Hey all,
Recently we have met a very weird issue, some jobs could face the error:
Caused by: org.apache.parquet.io.ParquetDecodingException: Can not read
> value at 1369 in block 3 in file
> hdfs://test/testxx/part-00668-70b4a5c5-e016-4215-ad4e-1e954d135e48-c000.zstd.parquet
> at
> org.apache.parquet.hadoop.InternalParquetRecordReader.nextKeyValue(InternalParquetRecordReader.java:254)
> at
> org.apache.parquet.hadoop.ParquetRecordReader.nextKeyValue(ParquetRecordReader.java:207)
> at
> org.apache.spark.sql.execution.datasources.RecordReaderIterator.hasNext(RecordReaderIterator.scala:39)
> at
> org.apache.spark.sql.execution.datasources.RecordReaderIterator$$anon$1.hasNext(RecordReaderIterator.scala:61)
> at
> org.apache.spark.sql.execution.datasources.FileScanRDD$$anon$1.hasNext(FileScanRDD.scala:104)
> at scala.collection.Iterator$$anon$10.hasNext(Iterator.scala:460)
> at scala.collection.Iterator$$anon$10.hasNext(Iterator.scala:460)
> at
> org.apache.spark.ContextAwareIterator.hasNext(ContextAwareIterator.scala:39)
> at scala.collection.Iterator$$anon$10.hasNext(Iterator.scala:460)
> at scala.collection.Iterator$$anon$10.hasNext(Iterator.scala:460)
> at
> scala.collection.Iterator$GroupedIterator.takeDestructively(Iterator.scala:1160)
> at scala.collection.Iterator$GroupedIterator.go(Iterator.scala:1176)
> at scala.collection.Iterator$GroupedIterator.fill(Iterator.scala:1214)
> at scala.collection.Iterator$GroupedIterator.hasNext(Iterator.scala:1217)
> at scala.collection.Iterator$$anon$10.hasNext(Iterator.scala:460)
> at scala.collection.Iterator.foreach(Iterator.scala:943)
> at scala.collection.Iterator.foreach$(Iterator.scala:943)
> at scala.collection.AbstractIterator.foreach(Iterator.scala:1431)
> at
> org.apache.spark.api.python.PythonRDD$.writeIteratorToStream(PythonRDD.scala:307)
> at
> org.apache.spark.sql.execution.python.PythonUDFRunner$$anon$1.writeIteratorToStream(PythonUDFRunner.scala:53)
> at
> org.apache.spark.api.python.BasePythonRunner$WriterThread.$anonfun$run$1(PythonRunner.scala:434)
> at org.apache.spark.util.Utils$.logUncaughtExceptions(Utils.scala:2089)
> at
> org.apache.spark.api.python.BasePythonRunner$WriterThread.run(PythonRunner.scala:269)

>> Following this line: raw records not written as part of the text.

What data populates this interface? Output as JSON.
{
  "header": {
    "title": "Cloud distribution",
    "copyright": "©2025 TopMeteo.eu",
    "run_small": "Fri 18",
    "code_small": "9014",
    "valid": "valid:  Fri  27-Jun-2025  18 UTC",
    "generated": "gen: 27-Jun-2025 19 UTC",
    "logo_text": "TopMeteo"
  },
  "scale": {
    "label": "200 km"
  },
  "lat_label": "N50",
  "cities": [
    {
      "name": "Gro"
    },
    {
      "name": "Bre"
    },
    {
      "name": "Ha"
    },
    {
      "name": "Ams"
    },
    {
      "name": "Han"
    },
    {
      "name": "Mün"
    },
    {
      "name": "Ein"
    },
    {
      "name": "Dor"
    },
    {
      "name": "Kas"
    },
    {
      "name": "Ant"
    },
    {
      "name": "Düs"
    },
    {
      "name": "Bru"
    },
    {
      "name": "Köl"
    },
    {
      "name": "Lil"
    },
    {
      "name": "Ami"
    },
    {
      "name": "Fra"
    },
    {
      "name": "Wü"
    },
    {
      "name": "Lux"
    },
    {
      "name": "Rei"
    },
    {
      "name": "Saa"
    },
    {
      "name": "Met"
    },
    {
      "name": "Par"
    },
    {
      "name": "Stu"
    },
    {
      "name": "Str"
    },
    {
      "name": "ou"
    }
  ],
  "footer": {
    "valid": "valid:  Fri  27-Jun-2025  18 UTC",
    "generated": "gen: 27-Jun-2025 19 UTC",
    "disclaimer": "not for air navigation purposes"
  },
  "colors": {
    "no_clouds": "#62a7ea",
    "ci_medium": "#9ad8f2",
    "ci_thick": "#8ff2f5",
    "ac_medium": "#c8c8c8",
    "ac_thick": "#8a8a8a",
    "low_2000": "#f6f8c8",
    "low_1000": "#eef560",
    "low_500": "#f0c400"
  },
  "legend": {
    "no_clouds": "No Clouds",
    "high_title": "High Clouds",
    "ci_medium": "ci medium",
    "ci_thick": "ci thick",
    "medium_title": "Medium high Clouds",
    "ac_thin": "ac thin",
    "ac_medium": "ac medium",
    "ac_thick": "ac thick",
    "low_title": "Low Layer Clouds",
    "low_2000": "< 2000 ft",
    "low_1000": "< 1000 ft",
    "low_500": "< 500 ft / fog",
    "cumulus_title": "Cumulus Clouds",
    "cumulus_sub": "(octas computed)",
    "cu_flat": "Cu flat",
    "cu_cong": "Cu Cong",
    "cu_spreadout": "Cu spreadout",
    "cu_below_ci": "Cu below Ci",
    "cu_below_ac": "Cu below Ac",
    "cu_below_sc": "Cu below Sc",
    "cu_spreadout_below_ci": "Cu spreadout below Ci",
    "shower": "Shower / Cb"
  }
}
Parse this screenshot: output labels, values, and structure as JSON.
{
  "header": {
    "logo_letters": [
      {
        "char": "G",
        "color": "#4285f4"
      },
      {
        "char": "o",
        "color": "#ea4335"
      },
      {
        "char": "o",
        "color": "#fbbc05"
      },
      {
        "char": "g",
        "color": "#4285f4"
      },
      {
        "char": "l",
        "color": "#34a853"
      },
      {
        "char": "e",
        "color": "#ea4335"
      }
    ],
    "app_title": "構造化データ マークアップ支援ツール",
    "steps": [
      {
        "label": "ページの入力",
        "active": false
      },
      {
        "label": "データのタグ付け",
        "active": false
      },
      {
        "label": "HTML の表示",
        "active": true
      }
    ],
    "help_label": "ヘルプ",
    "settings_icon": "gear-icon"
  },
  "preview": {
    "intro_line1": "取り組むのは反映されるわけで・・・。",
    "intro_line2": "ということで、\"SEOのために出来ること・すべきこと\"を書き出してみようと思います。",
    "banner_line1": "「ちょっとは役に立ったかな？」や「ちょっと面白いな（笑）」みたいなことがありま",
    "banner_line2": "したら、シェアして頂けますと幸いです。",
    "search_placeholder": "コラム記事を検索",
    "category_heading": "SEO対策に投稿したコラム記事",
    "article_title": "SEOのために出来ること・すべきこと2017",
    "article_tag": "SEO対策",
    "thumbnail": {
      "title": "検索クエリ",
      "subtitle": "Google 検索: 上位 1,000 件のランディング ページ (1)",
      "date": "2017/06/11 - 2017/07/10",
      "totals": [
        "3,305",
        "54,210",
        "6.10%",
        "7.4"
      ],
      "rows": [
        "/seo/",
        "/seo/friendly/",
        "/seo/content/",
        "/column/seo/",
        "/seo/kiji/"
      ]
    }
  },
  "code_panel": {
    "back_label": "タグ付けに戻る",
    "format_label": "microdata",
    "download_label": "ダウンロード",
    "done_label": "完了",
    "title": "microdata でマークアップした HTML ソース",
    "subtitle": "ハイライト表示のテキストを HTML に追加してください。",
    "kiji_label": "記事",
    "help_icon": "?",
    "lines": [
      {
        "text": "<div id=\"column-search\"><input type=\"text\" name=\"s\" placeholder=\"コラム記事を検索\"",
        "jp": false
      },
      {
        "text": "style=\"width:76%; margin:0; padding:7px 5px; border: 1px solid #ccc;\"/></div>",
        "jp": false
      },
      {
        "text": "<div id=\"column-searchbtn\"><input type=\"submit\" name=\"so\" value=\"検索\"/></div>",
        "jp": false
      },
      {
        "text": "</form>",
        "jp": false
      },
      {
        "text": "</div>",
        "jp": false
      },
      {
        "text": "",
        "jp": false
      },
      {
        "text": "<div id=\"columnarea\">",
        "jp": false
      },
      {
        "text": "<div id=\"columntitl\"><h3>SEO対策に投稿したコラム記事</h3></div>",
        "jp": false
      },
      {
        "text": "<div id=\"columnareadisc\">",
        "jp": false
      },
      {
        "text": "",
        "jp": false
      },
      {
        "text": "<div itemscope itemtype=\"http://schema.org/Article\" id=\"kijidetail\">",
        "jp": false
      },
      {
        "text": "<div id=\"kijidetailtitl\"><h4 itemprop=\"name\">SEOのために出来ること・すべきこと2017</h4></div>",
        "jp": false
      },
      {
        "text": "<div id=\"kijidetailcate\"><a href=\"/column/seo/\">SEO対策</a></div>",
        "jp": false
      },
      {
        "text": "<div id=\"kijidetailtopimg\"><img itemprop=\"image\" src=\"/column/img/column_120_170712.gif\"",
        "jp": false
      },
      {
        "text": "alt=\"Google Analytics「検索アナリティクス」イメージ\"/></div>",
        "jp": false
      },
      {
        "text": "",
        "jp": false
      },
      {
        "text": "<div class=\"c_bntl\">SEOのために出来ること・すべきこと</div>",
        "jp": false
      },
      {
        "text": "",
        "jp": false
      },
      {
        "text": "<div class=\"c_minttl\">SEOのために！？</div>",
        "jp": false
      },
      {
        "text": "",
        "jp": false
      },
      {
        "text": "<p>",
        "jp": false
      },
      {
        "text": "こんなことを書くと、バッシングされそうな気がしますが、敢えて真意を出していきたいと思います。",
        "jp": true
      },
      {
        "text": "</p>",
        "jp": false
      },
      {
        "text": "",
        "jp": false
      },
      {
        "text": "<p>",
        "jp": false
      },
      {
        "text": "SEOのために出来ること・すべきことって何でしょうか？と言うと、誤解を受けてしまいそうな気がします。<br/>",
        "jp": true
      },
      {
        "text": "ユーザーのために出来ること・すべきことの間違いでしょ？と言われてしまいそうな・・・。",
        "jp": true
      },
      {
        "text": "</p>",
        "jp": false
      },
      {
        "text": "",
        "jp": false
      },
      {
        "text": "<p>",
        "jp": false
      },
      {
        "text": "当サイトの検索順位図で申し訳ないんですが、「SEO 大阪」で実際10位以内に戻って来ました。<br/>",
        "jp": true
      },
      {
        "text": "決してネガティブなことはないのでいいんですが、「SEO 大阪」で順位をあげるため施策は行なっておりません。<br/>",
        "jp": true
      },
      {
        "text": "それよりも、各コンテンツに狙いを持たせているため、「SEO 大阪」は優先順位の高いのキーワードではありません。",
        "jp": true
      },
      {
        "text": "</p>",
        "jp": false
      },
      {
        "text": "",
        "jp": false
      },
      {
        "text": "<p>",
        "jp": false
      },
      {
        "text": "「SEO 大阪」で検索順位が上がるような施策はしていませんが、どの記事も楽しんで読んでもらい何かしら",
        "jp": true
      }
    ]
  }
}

> Caused by: java.lang.ArrayIndexOutOfBoundsException: 254
> at
> org.apache.parquet.io.RecordReaderImplementation.read(RecordReaderImplementation.java:412)
> at
> org.apache.parquet.hadoop.InternalParquetRecordReader.nextKeyValue(InternalParquetRecordReader.java:229)
> ... 22 more
>
After investigating this file, we discovered that, in `
*RunLengthBitPackingHybridDecoder#readNext*`, when Parquet decodes the next
repetition level/definition level, the header could unexpectedly return
zero. This leads to the mode being set as "RLE" and returning a false value.

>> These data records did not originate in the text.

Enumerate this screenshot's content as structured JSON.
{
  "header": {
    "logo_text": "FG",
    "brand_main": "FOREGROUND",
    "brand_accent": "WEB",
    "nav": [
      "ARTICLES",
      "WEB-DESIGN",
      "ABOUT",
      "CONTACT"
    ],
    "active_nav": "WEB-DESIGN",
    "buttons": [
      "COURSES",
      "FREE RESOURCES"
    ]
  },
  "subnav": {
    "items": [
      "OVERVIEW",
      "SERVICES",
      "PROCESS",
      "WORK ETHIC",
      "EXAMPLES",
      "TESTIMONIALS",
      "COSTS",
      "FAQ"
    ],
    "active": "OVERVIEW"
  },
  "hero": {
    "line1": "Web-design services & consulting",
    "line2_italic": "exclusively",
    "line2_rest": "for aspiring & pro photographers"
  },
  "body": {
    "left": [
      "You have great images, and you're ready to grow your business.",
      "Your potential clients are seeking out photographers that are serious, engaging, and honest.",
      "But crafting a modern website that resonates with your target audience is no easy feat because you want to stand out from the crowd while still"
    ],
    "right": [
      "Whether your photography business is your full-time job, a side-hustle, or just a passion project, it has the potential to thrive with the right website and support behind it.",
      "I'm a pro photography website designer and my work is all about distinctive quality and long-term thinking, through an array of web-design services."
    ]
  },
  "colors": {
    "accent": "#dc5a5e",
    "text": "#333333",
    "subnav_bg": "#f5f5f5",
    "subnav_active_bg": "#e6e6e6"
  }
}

> private void readNext() throws IOException {
> Preconditions.checkArgument(in.available() > 0, "Reading past
> RLE/BitPacking stream.");
>
// Here header returns 0, making mode be RLE, and then currentValue
is the wrong value.
> final int header = BytesUtils.readUnsignedVarInt(in);
> mode = (header & 1) == 0 ? MODE.RLE : MODE.PACKED;
> switch (mode) {
> case RLE:
> currentCount = header >>> 1;
> LOG.debug("reading {} values RLE", currentCount);
> currentValue = BytesUtils.readIntLittleEndianPaddedOnBitWidth(in,
> bitWidth);
> break;
> case PACKED:
> int numGroups = header >>> 1;
> currentCount = numGroups * 8;
> LOG.debug("reading {} values BIT PACKED", currentCount);
> currentBuffer = new int[currentCount]; // TODO: reuse a buffer
> byte[] bytes = new byte[numGroups * bitWidth];
> // At the end of the file RLE data though, there might not be that
> many bytes left.
> int bytesToRead = (int)Math.ceil(currentCount * bitWidth / 8.0);
> bytesToRead = Math.min(bytesToRead, in.available());
> new DataInputStream(in).readFully(bytes, 0, bytesToRead);
> for (int valueIndex = 0, byteIndex = 0; valueIndex < currentCount;
> valueIndex += 8, byteIndex += bitWidth) {
> packer.unpack8Values(bytes, byteIndex, currentBuffer, valueIndex);
> }
> break;
> default:
> throw new ParquetDecodingException("not a valid mode " + mode);
> }
> }
>
After comparing the correct file with the error file, we noticed that the
header should not be 0, and the mode should be PACKED. However, even after
conducting a thorough inspection, we are puzzled as to how it's possible
for bitPackedRun to return a zero header in
RunLengthBitPackingHybridEncoder. Therefore, we are seeking help from the
community.